James Madison wrote about this problem extensively in the Federalist Papers #51
It is of great importance in a republic not only to guard the society against the oppression of its rulers, but to guard one part of the society against the injustice of the other part. Different interests necessarily exist in different classes of citizens. If a majority be united by a common interest, the rights of the minority will be insecure.Their solution was to depend on the tension between many different and divergent interest groups, who they hoped could never form stable majorities. We have however formed such a majority. The fact that a constituency has been formed with nearly half (43-47%) the citizens who pay no federal tax, or in fact receive benefit from the federal government. Join to that the more socialist wing of liberal ideology, exemplified by self described socialist Senator Bernie Sanders of Vermont. This coalition is very willing to say "tax the other guy".
"In framing a government which is to be administered by men over men, the great difficulty lies in this: you must first enable the government to control the governed; and in the next place oblige it to control itself. A dependence on the people is, no doubt, the primary control on the government; but experience has taught mankind the necessity of auxiliary precautions."
This policy of supplying, by opposite and rival interests, the defect of better motives, might be traced through the whole system of human affairs, private as well as public. We see it particularly displayed in all the subordinate distributions of power, where the constant aim is to divide and arrange the several offices in such a manner as that each may be a check on the other -- that the private interest of every individual may be a sentinel over the public rights. These inventions of prudence cannot be less requisite in the distribution of the supreme powers of the State.

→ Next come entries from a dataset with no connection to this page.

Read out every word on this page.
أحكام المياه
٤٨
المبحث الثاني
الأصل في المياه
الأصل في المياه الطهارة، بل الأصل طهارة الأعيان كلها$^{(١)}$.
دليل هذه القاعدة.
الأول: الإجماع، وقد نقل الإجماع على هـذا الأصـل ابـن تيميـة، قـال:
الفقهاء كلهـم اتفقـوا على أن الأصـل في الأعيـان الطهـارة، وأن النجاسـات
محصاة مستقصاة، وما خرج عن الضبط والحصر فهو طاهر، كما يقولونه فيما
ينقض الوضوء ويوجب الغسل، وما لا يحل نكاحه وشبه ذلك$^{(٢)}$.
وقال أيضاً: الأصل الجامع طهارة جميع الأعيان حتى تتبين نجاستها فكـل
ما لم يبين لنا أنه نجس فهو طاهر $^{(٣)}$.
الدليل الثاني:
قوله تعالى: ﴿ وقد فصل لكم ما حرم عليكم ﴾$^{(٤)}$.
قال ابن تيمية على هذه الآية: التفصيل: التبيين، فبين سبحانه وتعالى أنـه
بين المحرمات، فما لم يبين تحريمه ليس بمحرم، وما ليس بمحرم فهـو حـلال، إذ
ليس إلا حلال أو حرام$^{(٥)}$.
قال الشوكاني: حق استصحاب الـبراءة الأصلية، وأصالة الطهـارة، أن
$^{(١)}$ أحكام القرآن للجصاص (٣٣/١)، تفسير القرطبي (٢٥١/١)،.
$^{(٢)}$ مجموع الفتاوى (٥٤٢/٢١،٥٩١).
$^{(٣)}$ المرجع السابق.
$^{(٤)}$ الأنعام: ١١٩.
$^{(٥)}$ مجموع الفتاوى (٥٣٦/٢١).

If a faction consists of less than a majority, relief is supplied by the republican principle, which enables the majority to defeat its sinister views by regular vote. It may clog the administration, it may convulse the society; but it will be unable to execute and mask its violence under the forms of the Constitution. When a majority is included in a faction, the form of popular government, on the other hand, enables it to sacrifice to its ruling passion or interest both the public good and the rights of other citizens
There are two quotes that seem a fitting summary for this
Thomas Jefferson "I predict future happiness for Americans if they can prevent the government from wasting the labors of the people under the pretense of taking care of them."and
"But you must remember, my fellow-citizens, that eternal vigilance by the people is the price of liberty, and that you must pay the price if you wish to secure the blessing. It behooves you, therefore, to be watchful in your States as well as in the Federal Government." -- Andrew Jackson, Farewell Address, March 4, 1837
We must pay attention to those statements that violate the spirit of our constitution, and correct those statements that violate the letter of our constitution. Should we expect less of our constitutional representatives?